Talking Back to God

Talking Back to God 2014-10-21T23:48:04-04:00

Rachel Held Evans recently wrote that she would have failed God’s test of Abraham.

It’s a test I’m certain I would have failed:

Get your son. Get a knife. Slit his throat and set him on fire.

I’d like to think that even if those demands thundered from the heavens in a voice that sounded like God’s, I’d have sooner been struck dead than obeyed them. 

Regardless of one’s interpretation of this much-debated and reimagined text (which makes a bit more sense in its ancient Near Eastern context), the story of Abraham’s binding of Isaac should unsettle every parent and every person with a conscience. Yes, God provided a lamb, but only after Abraham gathered the wood, loaded up the donkey, made the journey, arranged the altar, tied his son to the stake, and raised the knife in the air.

Be honest. Would you have even gathered the wood? 

I think I would have failed Abraham’s test.  And I think you would have too.

And I’m beginning to think that maybe that’s okay….

In response, Bobby Grow of The Evangelical Calvinist questioned RHE’s faith.

As one of my professors in seminary wisely counseled us in regard to what he called ‘methodological skepticism’ (he was speaking of Rene Descartes), he said: ‘skepticism of this kind is like unconstrained acid, once it is released it is virtually impossible to contain.’ This I would suggest is where Rachel Held Evans has been living for the last many years, especially in the years of her notoriety. She began questioning things, trying to be ‘critical’ towards her evangelical (maybe even Fundamentalist) heritage–which can be a healthy project with the right parameters in place–but has ended up where she is now; essentially rejecting the God of Bible.

Okay, but here’s the thing: RHE has not rejected the God of the Bible.

I am continually dismayed by how narrowly evangelicals fence in Biblical interpretations—and how ignorant they are of the breadth of understandings that came before them and still exist today. At least, I know this was the case for me growing up in an evangelical church and evangelical home. I had literally no idea that there were Jews who believed Abraham had failed his test—that in not objecting or arguing (as he does when God tells him he is going to destroy Sodom) and in assuming that God would actually want him to kill his son, Abraham erred.

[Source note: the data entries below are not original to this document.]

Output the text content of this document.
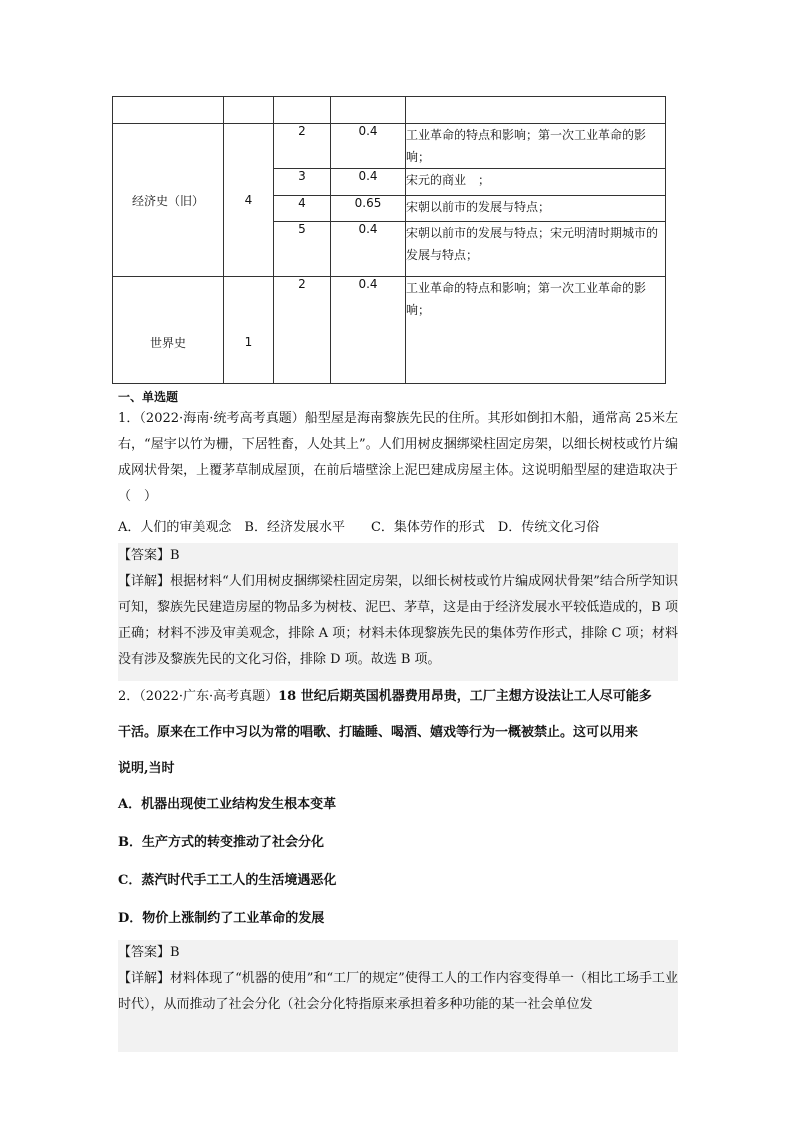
经济史（旧）	4	2	0.4	工业革命的特点和影响；第一次工业革命的影响；
		3	0.4	宋元的商业　；
		4	0.65	宋朝以前市的发展与特点；
		5	0.4	宋朝以前市的发展与特点；宋元明清时期城市的发展与特点；
世界史	1	2	0.4	工业革命的特点和影响；第一次工业革命的影响；
一、单选题
1．（2022·海南·统考高考真题）船型屋是海南黎族先民的住所。其形如倒扣木船，通常高 25米左右，“屋宇以竹为栅，下居牲畜，人处其上”。人们用树皮捆绑梁柱固定房架，以细长树枝或竹片编成网状骨架，上覆茅草制成屋顶，在前后墙壁涂上泥巴建成房屋主体。这说明船型屋的建造取决于（　）
A．人们的审美观念　B．经济发展水平　　C．集体劳作的形式　D．传统文化习俗
【答案】B
【详解】根据材料“人们用树皮捆绑梁柱固定房架，以细长树枝或竹片编成网状骨架”结合所学知识可知，黎族先民建造房屋的物品多为树枝、泥巴、茅草，这是由于经济发展水平较低造成的，B 项正确；材料不涉及审美观念，排除 A 项；材料未体现黎族先民的集体劳作形式，排除 C 项；材料没有涉及黎族先民的文化习俗，排除 D 项。故选 B 项。
2．（2022·广东·高考真题）18 世纪后期英国机器费用昂贵，工厂主想方设法让工人尽可能多
干活。原来在工作中习以为常的唱歌、打瞌睡、喝酒、嬉戏等行为一概被禁止。这可以用来
说明,当时
A．机器出现使工业结构发生根本变革
B．生产方式的转变推动了社会分化
C．蒸汽时代手工工人的生活境遇恶化
D．物价上涨制约了工业革命的发展
【答案】B
【详解】材料体现了“机器的使用”和“工厂的规定”使得工人的工作内容变得单一（相比工场手工业时代），从而推动了社会分化（社会分化特指原来承担着多种功能的某一社会单位发
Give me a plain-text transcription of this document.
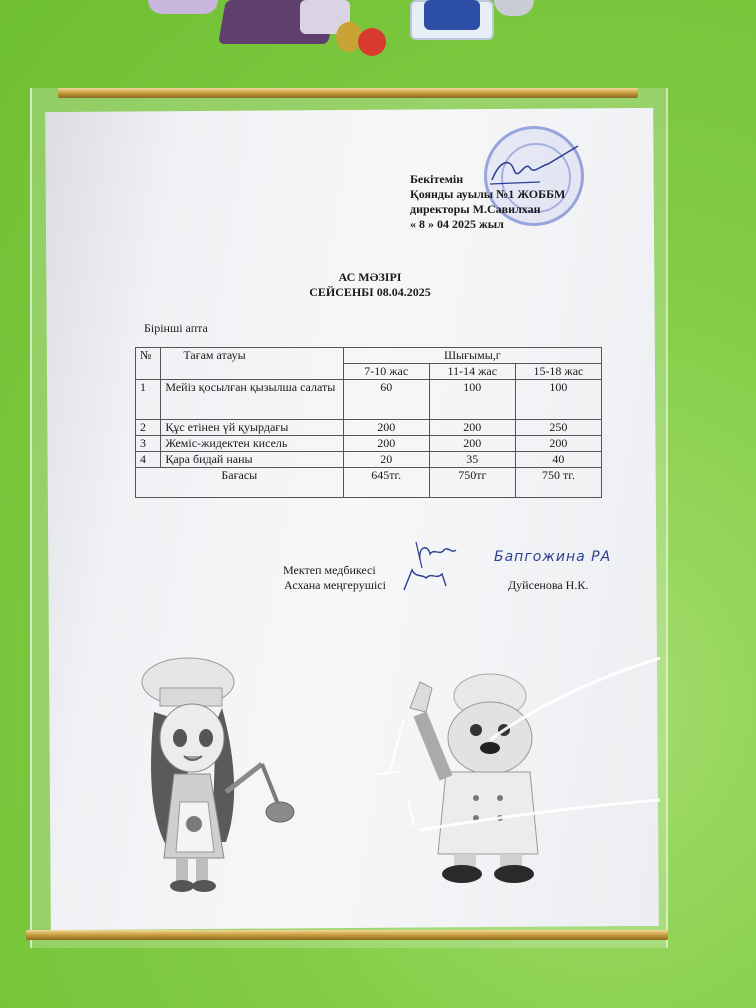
Бекітемін
Қоянды ауылы №1 ЖОББМ
директоры М.Савилхан
« 8 » 04 2025 жыл
АС МӘЗІРІ
СЕЙСЕНБІ 08.04.2025
Бірінші апта
№	Тағам атауы	Шығымы,г		
		7-10 жас	11-14 жас	15-18 жас
1	Мейіз қосылған қызылша салаты	60	100	100
2	Құс етінен үй қуырдағы	200	200	250
3	Жеміс-жидектен кисель	200	200	200
4	Қара бидай наны	20	35	40
Бағасы		645тг.	750тг	750 тг.
Мектеп медбикесі
Бапгожина РА
Асхана меңгерушісі	Дуйсенова Н.К.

I didn’t know there were Jews who believed the command was God’s punishment on Abraham for throwing his son Ishmael out into the desert, or Jews who believed that Abraham had only imagined God’s command. I had no idea that there were Jewish commentaries that viewed the story as God’s way of impressing on Abraham that he (God) did not want child sacrifice, in a time when the peoples around him practiced child sacrifice regularly. (See herehere, and here.)

This isn’t to say that Jewish views are perfect, and Judaism has such a complex and varied history and present that I’m sure I’m not doing Jewish views justice here. I’m also not saying that there is necessarily a way to justify away any problems with the story of Abraham almost sacrificing Isaac. My point is simply that I was completely unaware of the huge variety of ways this passage has been understood—and all by people who most certainly did not reject the God the text was written about.

Interestingly, talking back to God is central to Judaism. Anyone who has watched Fiddler on the Roof should be familiar with this concept—the main character, Tevye, has a running dialogue with God in which he is often quite critical. Some Christians have followed in this tradition, and likewise feel that God can take questions and criticism and even disagreement. Rachel Held Evans happens to be one of this group.

I guess it’s just sad to me to see the Christian tradition so sucked dry of discussion and diversity that those who ask questions or talk back to God will be told they have rejected God entirely. I remember being there—having questions and being immediately viewed as an apostate when I wasn’t—and it was the worst. It’s almost as though evangelicals would rather shoot their wounded than have to find a way to live with them.